Use mathematical induction to prove that the statement is true for every positive integer n. Show your work.
2 is a factor of n2 - n + 2
To prove that 2 is a factor of n^2 - n + 2 for every positive integer n using mathematical induction, we will follow these steps:
Step 1: Base Case
First, we need to prove that the statement is true for the smallest possible value of n, which is usually n=1.
When n=1, we have:
n^2 - n + 2 = 1^2 - 1 + 2 = 2, which is divisible by 2.
So, the statement is true for n=1.
Step 2: Inductive Hypothesis
Assume that the statement is true for some positive integer k, where k >= 1. That is, assume that 2 is a factor of k^2 - k + 2.
Step 3: Inductive Step
We need to prove that, based on the assumption in step 2, the statement is true for the next positive integer, k+1.
That is, we need to prove that 2 is a factor of (k+1)^2 - (k+1) + 2.
Expanding the expression:
(k+1)^2 - (k+1) + 2 = k^2 + 2k + 1 - k - 1 + 2
= k^2 + k + 2k + 2
= k^2 + 3k + 2
Using the assumption that 2 is a factor of k^2 - k + 2 (from step 2):
k^2 - k + 2 = 2m, where m is an integer.
Now, let's substitute this into our expression for (k+1)^2 - (k+1) + 2:
k^2 + 3k + 2 = 2m + 3k + 2
= 2m + 3k + 2 + 6k - 6k
= 2m + 3k + 6k + 2 - 6k
= 2(m + 3k) - 6k + 2
Since (m + 3k) is an integer, let's call it p:
2(m + 3k) - 6k + 2 = 2p - 6k + 2
Now, we need to prove that 2p - 6k + 2 is divisible by 2.
2p - 6k + 2 = 2(p - 3k) + 2
The first term, 2(p - 3k), is divisible by 2 (because p - 3k is an integer).
Adding 2 to a number divisible by 2 will also result in a number divisible by 2.
So, 2p - 6k + 2 is divisible by 2.
This completes the inductive step.
Step 4: Conclusion
Since we have proven that the statement is true for n=1 (base case) and that if it is true for k, then it is also true for k+1 (inductive step), we can conclude that the statement is true for every positive integer n by the principle of mathematical induction.
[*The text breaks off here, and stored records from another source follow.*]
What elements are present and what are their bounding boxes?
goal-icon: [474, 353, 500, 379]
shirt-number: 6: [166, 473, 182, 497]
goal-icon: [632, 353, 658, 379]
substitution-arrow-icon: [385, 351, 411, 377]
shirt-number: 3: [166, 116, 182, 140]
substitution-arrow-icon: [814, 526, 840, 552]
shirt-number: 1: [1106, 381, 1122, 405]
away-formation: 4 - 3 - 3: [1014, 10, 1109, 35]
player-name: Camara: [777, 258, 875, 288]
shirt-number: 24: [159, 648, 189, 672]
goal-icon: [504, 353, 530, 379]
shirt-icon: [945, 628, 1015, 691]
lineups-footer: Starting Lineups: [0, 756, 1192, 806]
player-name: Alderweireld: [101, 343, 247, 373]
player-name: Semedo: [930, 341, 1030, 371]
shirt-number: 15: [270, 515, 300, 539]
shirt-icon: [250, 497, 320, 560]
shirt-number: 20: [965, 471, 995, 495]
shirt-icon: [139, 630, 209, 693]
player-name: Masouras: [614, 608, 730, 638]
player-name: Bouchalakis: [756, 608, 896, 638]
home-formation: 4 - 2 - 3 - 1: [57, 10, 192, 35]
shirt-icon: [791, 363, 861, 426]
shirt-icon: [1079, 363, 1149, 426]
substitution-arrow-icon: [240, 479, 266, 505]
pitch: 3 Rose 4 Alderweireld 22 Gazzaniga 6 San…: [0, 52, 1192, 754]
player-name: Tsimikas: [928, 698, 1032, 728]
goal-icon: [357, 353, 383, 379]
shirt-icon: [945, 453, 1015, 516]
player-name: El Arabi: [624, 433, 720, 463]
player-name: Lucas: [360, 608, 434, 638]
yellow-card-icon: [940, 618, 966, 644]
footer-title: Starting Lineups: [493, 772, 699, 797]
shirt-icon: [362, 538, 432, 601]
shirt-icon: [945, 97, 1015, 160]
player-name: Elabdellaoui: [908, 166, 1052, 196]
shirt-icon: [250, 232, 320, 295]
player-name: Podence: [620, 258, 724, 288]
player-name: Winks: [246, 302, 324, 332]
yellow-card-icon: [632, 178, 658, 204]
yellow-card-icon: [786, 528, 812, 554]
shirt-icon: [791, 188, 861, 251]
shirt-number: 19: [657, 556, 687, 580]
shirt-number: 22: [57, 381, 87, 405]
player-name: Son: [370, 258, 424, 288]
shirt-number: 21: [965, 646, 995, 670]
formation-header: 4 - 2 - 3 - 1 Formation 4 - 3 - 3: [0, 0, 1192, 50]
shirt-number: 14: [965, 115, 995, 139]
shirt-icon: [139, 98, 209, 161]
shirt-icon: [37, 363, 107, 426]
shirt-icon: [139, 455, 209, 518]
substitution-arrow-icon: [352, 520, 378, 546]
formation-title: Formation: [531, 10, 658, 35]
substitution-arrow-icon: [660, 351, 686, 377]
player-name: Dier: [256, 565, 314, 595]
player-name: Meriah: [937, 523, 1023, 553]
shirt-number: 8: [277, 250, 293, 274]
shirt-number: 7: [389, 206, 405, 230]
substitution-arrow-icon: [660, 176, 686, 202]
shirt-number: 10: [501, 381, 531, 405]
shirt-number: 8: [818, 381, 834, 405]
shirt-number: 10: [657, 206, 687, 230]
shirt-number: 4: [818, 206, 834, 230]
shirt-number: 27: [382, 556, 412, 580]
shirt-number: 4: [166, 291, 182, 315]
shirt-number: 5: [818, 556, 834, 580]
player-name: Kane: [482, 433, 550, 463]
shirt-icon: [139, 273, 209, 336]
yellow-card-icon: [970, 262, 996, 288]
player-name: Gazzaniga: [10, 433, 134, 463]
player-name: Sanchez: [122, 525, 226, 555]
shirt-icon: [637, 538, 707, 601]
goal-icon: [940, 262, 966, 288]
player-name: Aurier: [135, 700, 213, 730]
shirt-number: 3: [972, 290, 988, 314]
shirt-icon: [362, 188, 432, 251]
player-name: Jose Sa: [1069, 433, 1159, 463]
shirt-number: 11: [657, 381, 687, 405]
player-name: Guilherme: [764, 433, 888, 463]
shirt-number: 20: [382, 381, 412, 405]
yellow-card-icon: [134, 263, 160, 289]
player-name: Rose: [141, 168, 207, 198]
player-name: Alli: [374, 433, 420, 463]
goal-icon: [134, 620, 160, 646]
Therefore, 2 is a factor of n^2 - n + 2 for every positive integer n.
To prove that the statement "2 is a factor of n² - n + 2 for every positive integer n" is true using mathematical induction, we will follow these steps:
Step 1: Base Case
First, we need to test the statement for the smallest possible value of n, which is usually 1 in this case. Let's substitute n = 1 into the expression n² - n + 2 and check if the statement holds:
1² - 1 + 2 = 1 - 1 + 2 = 2
As we can see, 2 is indeed a factor of 2. So the statement is true for n = 1, and the base case is satisfied.
Step 2: Inductive Hypothesis
Assume that the statement is true for some positive integer k. In other words, assume that 2 is a factor of k² - k + 2.
Step 3: Inductive Step
We need to prove that the statement is also true for (k + 1), assuming it's true for k. So we need to show that 2 is a factor of (k + 1)² - (k + 1) + 2.
(k + 1)² - (k + 1) + 2 = k² + 2k + 1 - k - 1 + 2
= k² + k + 2k + 1 - k - 1 + 2
= k² + 2k,
= k(k + 2).
Since we have assumed that 2 is a factor of k² - k + 2, we can write k² - k + 2 as 2m (where m is an integer), and thus:
k(k + 2) = 2m(k + 2),
= 2(m(k + 2)).
This implies that k(k + 2) is divisible by 2, which means 2 is a factor of (k + 1)² - (k + 1) + 2.
Step 4: Conclusion
By proving the base case and the inductive step, we can conclude that 2 is a factor of n² - n + 2 for every positive integer n, using mathematical induction.